My known allergies are to oysters, penicillin and sanctimony. But if there's one thing I know to be true about challenges, it's that the truly unexpected ones need to be met in truly unexpected ways. For me, that means that sleepytime is over and that I've tapped certain reservoirs that no longer have anything to give me.

Once you get over the hump of feeling lousy about them, health challenges are a great opportunity to examine the implications and patterns of your consumption on every level — and to try to recalibrate it in ways that are more sustainable, provided you want to stick around.

There's no reason why these opportunities cannot bring us pleasure, as well. It's even easier to derive pleasure from something whose benefits are easy to perceive. I'm a known degenerate when it comes to water consumption, but if I can remember to cut caffeine and drink huge amounts of herbal tea, I'm a happier person. Why I still need to remind myself of this on a daily basis after a lifelong issue with it is just another sign of how far common sense lags behind the heels of my impulses. I also drink way too much caffeine, and I hate exercise.

Statistically, nearly half of us made resolutions we were serious about at the start of the new year. It's natural for motivation to come and go, but commitments don't happen by accident. Some of the most successful strategies for sticking to resolutions include documenting them, sharing them and declaring them. Research shows that people who take the time to think about specific resolutions - and then make them official - are 10 times more likely to reach their goals than those who are more attracted to change.

As Dolly Parton famously said, "Find out who you are and do it on purpose." An occasional problem people have with keeping resolutions is being unrealistic about them to begin with.

Not all lifestyle changes need to be permanent, but they do need to be manageable. I remember being five or six years old - perhaps you have similar memories - when parents and teachers would tell me I could be anything when I grew up. Mostly, I remember feeling distressed and overwhelmed by the magnitude of that ridiculous notion.

So there was a sense of liberation for me a couple of years later, when I heard opera for the first time and when I saw my first ballet, because I thought to myself: "That ship has sailed." That would never be me. It was the destiny of others to be great at those things. If I were lucky, I thought, it would be my destiny to witness and enjoy it. But this realisation allowed me to redirect my attention to what I naturally was rather than what I naturally was not.

A far more common downfall of resolutions is our tendency to yield to short-lived pleasure over long-term rewards — and it's a problem that, for many of us, extends to more than one area of life.

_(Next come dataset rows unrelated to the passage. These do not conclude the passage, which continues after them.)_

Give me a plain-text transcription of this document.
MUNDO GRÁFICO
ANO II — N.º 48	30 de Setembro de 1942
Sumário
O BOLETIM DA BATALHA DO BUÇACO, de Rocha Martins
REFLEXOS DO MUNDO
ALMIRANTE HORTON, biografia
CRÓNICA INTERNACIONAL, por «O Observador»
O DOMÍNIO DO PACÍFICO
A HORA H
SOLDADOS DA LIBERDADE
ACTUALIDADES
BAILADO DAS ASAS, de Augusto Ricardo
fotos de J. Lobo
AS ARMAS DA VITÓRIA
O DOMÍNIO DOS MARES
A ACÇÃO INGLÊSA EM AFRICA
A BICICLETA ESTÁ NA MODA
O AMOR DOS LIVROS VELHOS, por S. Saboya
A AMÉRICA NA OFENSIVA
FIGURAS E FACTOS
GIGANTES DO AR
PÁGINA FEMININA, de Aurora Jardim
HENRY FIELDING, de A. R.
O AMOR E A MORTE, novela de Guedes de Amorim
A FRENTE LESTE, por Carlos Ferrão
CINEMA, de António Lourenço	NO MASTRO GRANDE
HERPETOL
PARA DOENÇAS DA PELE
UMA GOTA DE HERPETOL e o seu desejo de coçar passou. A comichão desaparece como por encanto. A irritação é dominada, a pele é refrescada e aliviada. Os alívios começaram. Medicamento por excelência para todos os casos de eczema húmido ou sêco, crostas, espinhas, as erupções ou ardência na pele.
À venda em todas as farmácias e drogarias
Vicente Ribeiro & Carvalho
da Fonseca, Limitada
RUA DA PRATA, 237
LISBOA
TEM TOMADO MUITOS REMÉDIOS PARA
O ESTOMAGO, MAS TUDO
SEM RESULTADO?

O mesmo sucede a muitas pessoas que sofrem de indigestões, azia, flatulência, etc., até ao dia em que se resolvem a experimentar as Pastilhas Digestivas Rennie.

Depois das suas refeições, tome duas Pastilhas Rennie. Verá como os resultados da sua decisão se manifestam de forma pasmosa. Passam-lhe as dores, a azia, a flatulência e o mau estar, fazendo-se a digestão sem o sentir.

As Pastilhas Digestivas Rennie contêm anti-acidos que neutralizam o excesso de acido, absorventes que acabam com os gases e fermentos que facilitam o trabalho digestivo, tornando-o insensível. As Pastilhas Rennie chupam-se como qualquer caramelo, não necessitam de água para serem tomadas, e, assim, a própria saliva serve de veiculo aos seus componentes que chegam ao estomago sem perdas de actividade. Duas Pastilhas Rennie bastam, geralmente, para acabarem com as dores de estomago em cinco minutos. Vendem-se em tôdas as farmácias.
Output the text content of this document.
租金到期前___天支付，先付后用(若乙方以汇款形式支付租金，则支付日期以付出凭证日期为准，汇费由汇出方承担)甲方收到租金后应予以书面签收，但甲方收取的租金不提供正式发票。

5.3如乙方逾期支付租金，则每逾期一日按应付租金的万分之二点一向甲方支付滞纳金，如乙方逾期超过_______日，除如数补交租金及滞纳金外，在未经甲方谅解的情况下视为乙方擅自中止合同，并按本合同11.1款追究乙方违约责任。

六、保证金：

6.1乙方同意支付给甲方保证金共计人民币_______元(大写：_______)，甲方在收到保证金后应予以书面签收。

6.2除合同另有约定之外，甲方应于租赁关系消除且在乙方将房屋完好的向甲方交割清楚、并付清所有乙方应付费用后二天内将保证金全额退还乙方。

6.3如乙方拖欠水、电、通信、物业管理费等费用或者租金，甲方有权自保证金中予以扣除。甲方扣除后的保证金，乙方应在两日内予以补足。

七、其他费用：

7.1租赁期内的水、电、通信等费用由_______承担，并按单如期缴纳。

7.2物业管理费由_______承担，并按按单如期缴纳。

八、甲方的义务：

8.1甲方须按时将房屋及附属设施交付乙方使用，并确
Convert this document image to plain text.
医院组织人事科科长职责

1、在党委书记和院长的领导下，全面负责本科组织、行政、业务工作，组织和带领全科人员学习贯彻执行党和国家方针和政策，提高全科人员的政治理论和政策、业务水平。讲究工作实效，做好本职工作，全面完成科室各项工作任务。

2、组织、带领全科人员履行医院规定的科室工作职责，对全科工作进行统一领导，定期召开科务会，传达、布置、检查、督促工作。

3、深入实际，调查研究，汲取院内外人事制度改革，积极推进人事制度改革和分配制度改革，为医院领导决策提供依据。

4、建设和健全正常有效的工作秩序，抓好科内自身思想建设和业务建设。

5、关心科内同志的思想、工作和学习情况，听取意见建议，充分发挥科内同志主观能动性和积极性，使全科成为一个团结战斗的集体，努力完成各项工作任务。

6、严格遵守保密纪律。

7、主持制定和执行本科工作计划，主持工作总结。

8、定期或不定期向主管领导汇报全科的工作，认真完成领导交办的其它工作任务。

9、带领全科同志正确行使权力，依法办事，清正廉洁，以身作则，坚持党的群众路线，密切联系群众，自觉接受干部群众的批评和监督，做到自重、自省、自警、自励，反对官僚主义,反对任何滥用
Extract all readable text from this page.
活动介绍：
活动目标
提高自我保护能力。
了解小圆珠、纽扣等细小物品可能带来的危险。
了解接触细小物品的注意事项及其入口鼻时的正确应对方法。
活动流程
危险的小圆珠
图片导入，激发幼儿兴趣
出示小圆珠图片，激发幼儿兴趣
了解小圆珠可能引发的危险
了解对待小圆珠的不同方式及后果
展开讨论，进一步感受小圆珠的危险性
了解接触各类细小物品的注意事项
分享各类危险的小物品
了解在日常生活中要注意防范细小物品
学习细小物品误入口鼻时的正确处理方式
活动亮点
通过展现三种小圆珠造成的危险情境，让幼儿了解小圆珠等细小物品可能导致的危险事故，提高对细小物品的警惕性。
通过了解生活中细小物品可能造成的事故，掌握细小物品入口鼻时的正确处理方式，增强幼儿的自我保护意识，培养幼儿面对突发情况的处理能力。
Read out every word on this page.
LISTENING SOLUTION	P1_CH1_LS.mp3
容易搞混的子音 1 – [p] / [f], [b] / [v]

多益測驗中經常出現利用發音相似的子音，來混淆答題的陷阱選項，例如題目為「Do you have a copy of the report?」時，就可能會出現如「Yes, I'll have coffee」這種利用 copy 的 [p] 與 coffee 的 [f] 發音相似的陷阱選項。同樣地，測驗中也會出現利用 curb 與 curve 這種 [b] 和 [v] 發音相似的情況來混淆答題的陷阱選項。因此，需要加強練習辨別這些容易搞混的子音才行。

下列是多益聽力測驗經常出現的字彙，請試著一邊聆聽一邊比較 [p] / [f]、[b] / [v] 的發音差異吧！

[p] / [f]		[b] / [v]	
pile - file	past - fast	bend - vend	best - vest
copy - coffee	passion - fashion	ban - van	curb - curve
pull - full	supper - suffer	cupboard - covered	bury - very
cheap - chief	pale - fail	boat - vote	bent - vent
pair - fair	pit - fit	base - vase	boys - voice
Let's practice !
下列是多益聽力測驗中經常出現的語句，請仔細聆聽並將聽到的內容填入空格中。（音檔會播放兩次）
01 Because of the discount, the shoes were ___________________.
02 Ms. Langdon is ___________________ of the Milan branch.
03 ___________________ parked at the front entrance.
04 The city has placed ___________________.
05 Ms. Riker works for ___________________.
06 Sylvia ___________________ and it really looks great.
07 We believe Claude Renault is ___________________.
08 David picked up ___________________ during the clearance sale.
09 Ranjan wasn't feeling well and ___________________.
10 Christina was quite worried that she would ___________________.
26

In "Man vs Food" (Outside magazine, January 2010), John Bradley wrote of his radical but strategic year-long commitment to using his own body to demystify half a dozen diets known for either their clinical or their cultural popularity. Bradley spent eight weeks each on six different dietary plans, including the Paleo diet for athletes, the Mediterranean prescription and the USDA's nutritional pyramid, while documenting everything that passed his lips for the entire year, how it made him feel and what his doctor, his scale and his lab tests had to say about it. In the brilliant conclusion to his summarised journals, he wrote, "A last bit of advice: Once you've settled on a nutritional approach, cheat … Knowing you can do this will make it easier to eat well the rest of the time."

Physical fitness is influenced by a number of different factors. Some we can control; some we cannot. At some point, I resolved to start treating myself like a worthy investment. And by "at some point", I mean yesterday. My New Year resolutions? To make more new mistakes and fewer old ones because that will mean that I am learning. And to get over my fear of committing to resolutions.